As ever, I’ve been thinking about stuff. I have been using my trusty Rab bivi bag for a good number of years. It is made from eVent fabric and breathes well, whilst dealing with abrasion and rough ground superbly. It is a long bivi -with enough room to stow a bag and helmet at the bottom, without leaving the sleeper feeling cramped. The midge netting is essential in Scotland: leave the bag open in dry weather, perhaps with a guy line to a tree, or close it down if inclement.

But you cannot sit in it to read, cook or pass the time of day. Once you stop moving, if it is raining (likley) or if there are midge (ineviatble) you are obliged to bed down for the night. Great if you have eaten and are planning to move far and fast but not so great if you want to chill out and enjoy a glorious sunset and perhaps a wee dram. Until recently, ultralight shelters were either too fragile, too expensive (cotage industry cuben fiber one offs with dodgy stitching and stratospheric prices) or too heavy. My bivi sack weighs in the mid 800g range and after deciding that more often than not an overnighter for me includes a sit, ponder and sip scenario, I re-visited the UL/SUL shelter market.

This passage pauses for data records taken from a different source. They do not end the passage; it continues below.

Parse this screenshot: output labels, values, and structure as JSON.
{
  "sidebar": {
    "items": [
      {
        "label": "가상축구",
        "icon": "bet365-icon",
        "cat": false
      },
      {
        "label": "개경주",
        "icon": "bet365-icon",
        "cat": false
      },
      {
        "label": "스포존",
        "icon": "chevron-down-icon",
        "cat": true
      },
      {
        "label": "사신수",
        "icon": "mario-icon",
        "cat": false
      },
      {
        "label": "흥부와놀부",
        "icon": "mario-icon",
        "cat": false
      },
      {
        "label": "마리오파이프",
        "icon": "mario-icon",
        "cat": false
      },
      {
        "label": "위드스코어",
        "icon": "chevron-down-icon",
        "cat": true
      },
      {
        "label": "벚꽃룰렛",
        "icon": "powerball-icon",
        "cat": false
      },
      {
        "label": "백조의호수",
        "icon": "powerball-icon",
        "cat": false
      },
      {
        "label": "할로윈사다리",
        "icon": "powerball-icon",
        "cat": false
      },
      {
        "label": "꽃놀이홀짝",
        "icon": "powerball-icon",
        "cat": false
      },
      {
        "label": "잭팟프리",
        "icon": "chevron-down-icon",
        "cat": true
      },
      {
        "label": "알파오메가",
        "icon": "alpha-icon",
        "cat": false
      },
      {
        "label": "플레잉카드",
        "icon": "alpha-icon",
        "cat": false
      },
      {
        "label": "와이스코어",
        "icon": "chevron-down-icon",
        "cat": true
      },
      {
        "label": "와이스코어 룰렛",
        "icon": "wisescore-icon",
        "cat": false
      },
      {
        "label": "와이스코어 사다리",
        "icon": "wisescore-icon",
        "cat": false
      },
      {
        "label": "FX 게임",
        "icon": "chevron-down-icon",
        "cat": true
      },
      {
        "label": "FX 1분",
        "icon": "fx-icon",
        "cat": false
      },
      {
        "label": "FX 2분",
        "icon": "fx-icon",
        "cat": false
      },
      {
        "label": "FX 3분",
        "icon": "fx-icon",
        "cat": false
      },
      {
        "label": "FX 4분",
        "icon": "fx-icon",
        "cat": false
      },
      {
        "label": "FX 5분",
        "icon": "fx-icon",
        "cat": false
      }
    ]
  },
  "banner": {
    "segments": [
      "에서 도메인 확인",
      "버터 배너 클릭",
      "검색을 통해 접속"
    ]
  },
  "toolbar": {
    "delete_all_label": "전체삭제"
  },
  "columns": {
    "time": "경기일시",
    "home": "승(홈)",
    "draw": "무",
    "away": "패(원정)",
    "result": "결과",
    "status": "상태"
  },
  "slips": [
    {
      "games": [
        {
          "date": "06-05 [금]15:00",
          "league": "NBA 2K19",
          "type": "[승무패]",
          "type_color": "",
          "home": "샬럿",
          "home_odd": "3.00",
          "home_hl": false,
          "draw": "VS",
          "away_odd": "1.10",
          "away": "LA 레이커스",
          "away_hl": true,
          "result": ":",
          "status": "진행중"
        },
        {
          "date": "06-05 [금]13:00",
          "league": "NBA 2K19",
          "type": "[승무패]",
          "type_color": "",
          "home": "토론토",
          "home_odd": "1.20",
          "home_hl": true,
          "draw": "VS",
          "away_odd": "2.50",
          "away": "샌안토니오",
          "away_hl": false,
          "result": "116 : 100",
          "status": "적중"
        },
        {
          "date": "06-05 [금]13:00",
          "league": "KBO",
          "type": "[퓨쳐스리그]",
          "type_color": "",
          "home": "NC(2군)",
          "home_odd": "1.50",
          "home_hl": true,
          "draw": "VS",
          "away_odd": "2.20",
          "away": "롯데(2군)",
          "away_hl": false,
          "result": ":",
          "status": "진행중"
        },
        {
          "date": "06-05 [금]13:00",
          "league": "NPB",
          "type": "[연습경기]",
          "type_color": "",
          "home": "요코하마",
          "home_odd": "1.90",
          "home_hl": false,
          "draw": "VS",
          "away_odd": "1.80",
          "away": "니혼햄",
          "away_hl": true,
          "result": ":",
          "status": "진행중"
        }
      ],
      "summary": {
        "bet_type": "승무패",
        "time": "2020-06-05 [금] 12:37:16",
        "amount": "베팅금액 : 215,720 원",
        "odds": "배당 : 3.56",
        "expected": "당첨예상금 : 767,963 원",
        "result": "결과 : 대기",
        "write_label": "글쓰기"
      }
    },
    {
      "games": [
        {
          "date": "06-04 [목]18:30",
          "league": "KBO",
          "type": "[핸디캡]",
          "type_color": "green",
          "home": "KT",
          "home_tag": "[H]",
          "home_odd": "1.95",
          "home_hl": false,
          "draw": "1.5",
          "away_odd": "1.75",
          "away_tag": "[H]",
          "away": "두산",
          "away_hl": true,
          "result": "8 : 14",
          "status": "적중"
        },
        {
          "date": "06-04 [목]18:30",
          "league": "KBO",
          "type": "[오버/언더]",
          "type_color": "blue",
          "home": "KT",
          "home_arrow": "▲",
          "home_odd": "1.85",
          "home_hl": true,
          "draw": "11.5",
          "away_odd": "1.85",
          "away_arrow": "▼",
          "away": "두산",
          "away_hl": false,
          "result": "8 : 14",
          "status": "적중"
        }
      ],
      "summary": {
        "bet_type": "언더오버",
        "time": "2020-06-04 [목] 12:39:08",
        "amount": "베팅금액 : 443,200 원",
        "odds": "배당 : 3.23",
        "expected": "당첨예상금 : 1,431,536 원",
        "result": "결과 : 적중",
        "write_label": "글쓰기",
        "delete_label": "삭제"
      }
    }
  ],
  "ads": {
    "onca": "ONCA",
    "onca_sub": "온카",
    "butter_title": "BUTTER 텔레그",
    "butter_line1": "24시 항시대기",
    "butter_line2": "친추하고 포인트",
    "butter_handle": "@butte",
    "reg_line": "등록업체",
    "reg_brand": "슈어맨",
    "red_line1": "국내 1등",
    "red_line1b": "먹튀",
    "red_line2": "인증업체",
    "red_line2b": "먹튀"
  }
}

Once you have decided on the basics: size, shape, material, free-standing or not, poles or hiking-pole use, mid or tunnel, tarp with bug net or one-piece, boom! there are now lots of good options.

The first I looked at seriously was the Six Moon Designs Lunar Solo, conveniently available from Backpackinglight.co.uk. Very light, one piece for easy pitching, available with a carbon fiber pole as an alternative to the almost universal use of a hiking pole as centre upright in these ‘mid-type shelters and it has been revised recently to increase depth of bucket floor to the ‘roof’ giving more sleepign space and less likely hood of drips. For some reason, I could not make the leap to purchase this tent. I have no idea why, I think it is superb.

Inevitably, I started looking at even lighter shelters of a similar design. Perhaps the one I spent the most time pondering was the Z packs Hexamid. This super-ultralight shelter is made from cuben, seems very simple to pitch and has über-high geek factor. However, in Scotland I suspect the ‘bill’ isn’t quite big enough to protect from rough weather. A shame, I’d love to have this shelter for fine weather use. It should also be noted that even with pegs and pole it is substantially lighter than my bivi bag – astonishing!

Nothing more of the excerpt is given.